More of just one thing would save the planet: Discernment.
Discernment. The act of perceiving, grasping, and understanding the non-obvious. Having good judgement. The ability to see and understand people, things, or situations clearly and intelligently from multiple perspectives.
Discernment is pretty much the opposite of All or Nothing thinking.
All or Nothing thinking. Thinking in extremes. Black or white, good or bad, either or, one right way, my team over yours. A “cognitive distortion,” or put another way, “messed up way of thinking.” An evolutionary adaptation that allows us to quickly distill an event down to basics so we can make a snap Fight or Flight decision.
There are still occasions in modern life where we might need to emotionally rouse this sort of limited adrenaline thinking. I’m being held up in an alley way; fight or flight. My boss is sexually harassing me; fight or flight.
But most of the time, our daily interactions with friends, family, and coworkers no longer require instantaneous gut reactions for survival.
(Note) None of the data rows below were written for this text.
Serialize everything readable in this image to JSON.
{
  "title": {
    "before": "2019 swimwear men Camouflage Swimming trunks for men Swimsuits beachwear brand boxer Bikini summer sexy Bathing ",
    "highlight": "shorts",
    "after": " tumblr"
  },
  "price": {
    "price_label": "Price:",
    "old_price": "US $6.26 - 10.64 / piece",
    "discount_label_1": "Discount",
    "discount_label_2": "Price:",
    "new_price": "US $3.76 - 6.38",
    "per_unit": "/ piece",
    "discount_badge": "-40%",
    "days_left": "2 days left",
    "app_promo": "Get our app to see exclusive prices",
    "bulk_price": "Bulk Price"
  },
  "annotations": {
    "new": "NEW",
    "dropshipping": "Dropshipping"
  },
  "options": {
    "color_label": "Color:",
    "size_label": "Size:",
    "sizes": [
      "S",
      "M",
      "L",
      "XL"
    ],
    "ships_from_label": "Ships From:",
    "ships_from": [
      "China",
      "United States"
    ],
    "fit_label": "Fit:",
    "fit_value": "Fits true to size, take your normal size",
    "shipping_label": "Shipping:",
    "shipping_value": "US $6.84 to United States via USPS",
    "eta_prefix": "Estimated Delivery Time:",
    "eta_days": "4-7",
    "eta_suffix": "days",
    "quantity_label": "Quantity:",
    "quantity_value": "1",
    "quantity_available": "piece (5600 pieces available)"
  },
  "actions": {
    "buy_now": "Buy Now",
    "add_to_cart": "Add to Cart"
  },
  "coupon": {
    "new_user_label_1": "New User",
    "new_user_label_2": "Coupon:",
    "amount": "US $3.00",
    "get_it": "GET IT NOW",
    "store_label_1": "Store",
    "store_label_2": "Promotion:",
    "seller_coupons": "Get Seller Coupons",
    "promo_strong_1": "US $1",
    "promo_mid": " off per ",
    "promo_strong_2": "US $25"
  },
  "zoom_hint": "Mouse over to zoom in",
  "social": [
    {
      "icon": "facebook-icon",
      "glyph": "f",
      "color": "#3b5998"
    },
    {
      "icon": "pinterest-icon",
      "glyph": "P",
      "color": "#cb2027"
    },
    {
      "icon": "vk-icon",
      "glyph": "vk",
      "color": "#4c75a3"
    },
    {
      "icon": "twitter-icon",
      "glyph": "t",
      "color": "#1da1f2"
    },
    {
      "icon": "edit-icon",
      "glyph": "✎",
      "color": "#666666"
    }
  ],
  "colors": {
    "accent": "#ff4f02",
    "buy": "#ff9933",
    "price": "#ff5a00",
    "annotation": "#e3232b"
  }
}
We have the time, luxury, and cognitive capacity to examine the rush of raving emotions, and stop to think about shades of meaning, possible reactions, and their consequences. The process of civilizing humanity (to save us from destroying ourselves) requires the realization that situations are never black or white, we have the ability to chose our reactions, and that there are many more options than fight or flight.
Developing discernment requires first realizing that there are multiple Ways of perceiving and judging. From there, an introduction to using each of these types of perception and judgement makes you more agile in finding alternative viewpoints and explanations. More practice reveals ever greater subtleties in the landscape that once appeared uniform. There’s no longer just light and dark, but now also twilight, dawn, moonlight, and the full glare of noon.
How does this ability to see gradients and refinements save the world?
All or Nothing thinking is polarizing and so it sets us intractably up against each other. It becomes democrats versus republicans and the nuances of serious issues are lost in sports team type rivalry. It becomes my needs versus your oblivion to my needs and the team work of a relationship is lost in the inability to take a step back to get a broader perspective. It is reactive, and reactivity precludes calm observation, reflection, and deliberate decision making — the sort of thinking required to find solutions to serious problems like wars and climate change and being able to communicate with your spouse.
How do you teach a population to see each other’s perspectives? Start by teaching each individual that they contain all the different perspectives within themselves! When you realize that there are already ways in which you and your rival think in the same ways, your rival becomes someone you can identify with. Someone you can identify with is someone you can have a real conversation with. People who can converse are people who can solve complicated problems
This is how I work — by teaching the different ways of perceiving and judging, offering practice using them all in your own life, learning to observe and distinguish them in action in others, and using this language as a basis to begin constructive conversation.